AUTHOR

Yuan Shi
Global Director New Mobility

Sometimes the most complex challenges of a process lie within the smallest steps. For mobility, the first and last mile usually make up the shortest portions of a journey, but lack of services or their inefficiencies turn away potential transit commuters.

The convenience of a high-speed train ride or interconnected subway system goes out the window if commuters can’t easily travel from their stop to their destination. People want seamless, reliable experiences that make transit as convenient (or even better, more convenient) than vehicle travel.

Cities and transit agencies cracking the code to successful first- and last-mile mobility will allow communities to enjoy the congestion- and environment-improving elements of mass transit. Converting vehicle commuters into transit users can enhance their daily journeys while also alleviating congestion and emissions issues plaguing roadways. But to decipher optimal solutions for future mobility, we need to shift the conversations around the first and last mile.

Here are six recommendations to guide these conversations:

  • Establish a robust, reliable transit network

    Reliability is at the core of enhancing user experiences with transit. A robust transit network – from the first and last mile to everything in between – is always the backbone for success.

    Commuters need up-to-date information at their fingertips to navigate their journeys. They want assurance that trains will arrive on time and that an extensive network of buses, shuttles or micro-mobility offerings are available to start and complete commutes.

    More dependability would make transit a viable option for many who aren’t considering it today. Once it’s established, it will make first- and last-mile mobility conversations much more meaningful.

     

  • Study your target market and people’s behaviors

    Think of all the people on the move as potential customers, including people in cars. Subpar transit and first- and last-mile experiences can create friction Zthat leads them to opt for personal vehicles or ride hailing services. Initiate conversations with communities and residents to understand their behaviors, such as why they choose certain modes and not others.

     

  • Reimagine solutions

    Apply what you learn about travel behaviors to answer a basic question: How can we make the first and last mile efficient, safe, sustainable and comfortable for passengers? This will help you visualize ideal journeys for citizens within and beyond the transit ecosystem.

    Possible solutions include: Improved street design, UX-focused digital applications, implementation plans with community inputs, private sector partnerships and policy changes. Strategic implementations could address transportation issues as well as challenges around urban planning, land use, behavioral science, the environment, the economy and more.

     

  • Tap into potential partnerships

    Your organization can address barriers to user adoption by harmonizing with the scores of private companies solving first- and last-mile mobility challenges. Don’t center discussions solely on specific solutions, though. Define your goals, such as improved equity, safety, or environmental impact, and the potential solutions should follow. Many private organizations will be eager to work on innovating mobility in a live environment.
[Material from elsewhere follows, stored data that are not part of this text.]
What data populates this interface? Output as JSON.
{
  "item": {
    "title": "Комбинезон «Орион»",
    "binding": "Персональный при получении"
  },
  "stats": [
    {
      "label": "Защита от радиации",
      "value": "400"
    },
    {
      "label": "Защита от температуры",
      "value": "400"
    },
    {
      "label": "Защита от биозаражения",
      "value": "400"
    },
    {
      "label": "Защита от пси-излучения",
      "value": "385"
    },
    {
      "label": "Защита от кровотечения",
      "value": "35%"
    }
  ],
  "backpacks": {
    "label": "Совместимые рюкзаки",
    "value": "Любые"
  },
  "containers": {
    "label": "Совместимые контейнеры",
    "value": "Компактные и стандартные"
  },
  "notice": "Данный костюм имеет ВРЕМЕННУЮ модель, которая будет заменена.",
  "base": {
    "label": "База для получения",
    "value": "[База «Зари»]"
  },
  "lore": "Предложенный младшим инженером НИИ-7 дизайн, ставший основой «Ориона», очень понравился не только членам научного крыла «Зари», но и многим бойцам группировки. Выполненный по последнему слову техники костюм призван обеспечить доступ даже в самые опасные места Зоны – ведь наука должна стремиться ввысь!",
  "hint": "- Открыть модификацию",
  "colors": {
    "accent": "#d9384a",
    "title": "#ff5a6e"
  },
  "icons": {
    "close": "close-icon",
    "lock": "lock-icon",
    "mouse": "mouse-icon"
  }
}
Testing and learning together will be critical to finding the ultimate choice.

     

  • Guide behaviors using policies

    Emerging technologies are exciting, but policies can be just as powerful in optimizing transit assets and guiding people’s behaviors. Perhaps your city plans to address first- and last-mile mobility via a subway extension, for example. Strategic policies can make it easier to distribute or densify users as needed to minimize metro system congestion and delays, making rush hours more bearable for travelers and your working teams.

     

  • Decide your approach: Flex or fixed?

    On-demand mobility provides flexible options for people to take transit where they wouldn’t have otherwise, especially in low-density or low-demand areas. But they must be applied thoughtfully to ensure the resources are not just poured into high-density and high-income neighborhoods. Some changes will require judgement calls. For example, fixed services might not be as convenient, but they provide greater reliability. Understanding the needs and challenges in your city is key to identifying balanced solutions.

    In-depth discussions around people’s first- and last-mile mobility challenges could reveal new opportunities to innovate your transit system and convert potential users into dedicated customers.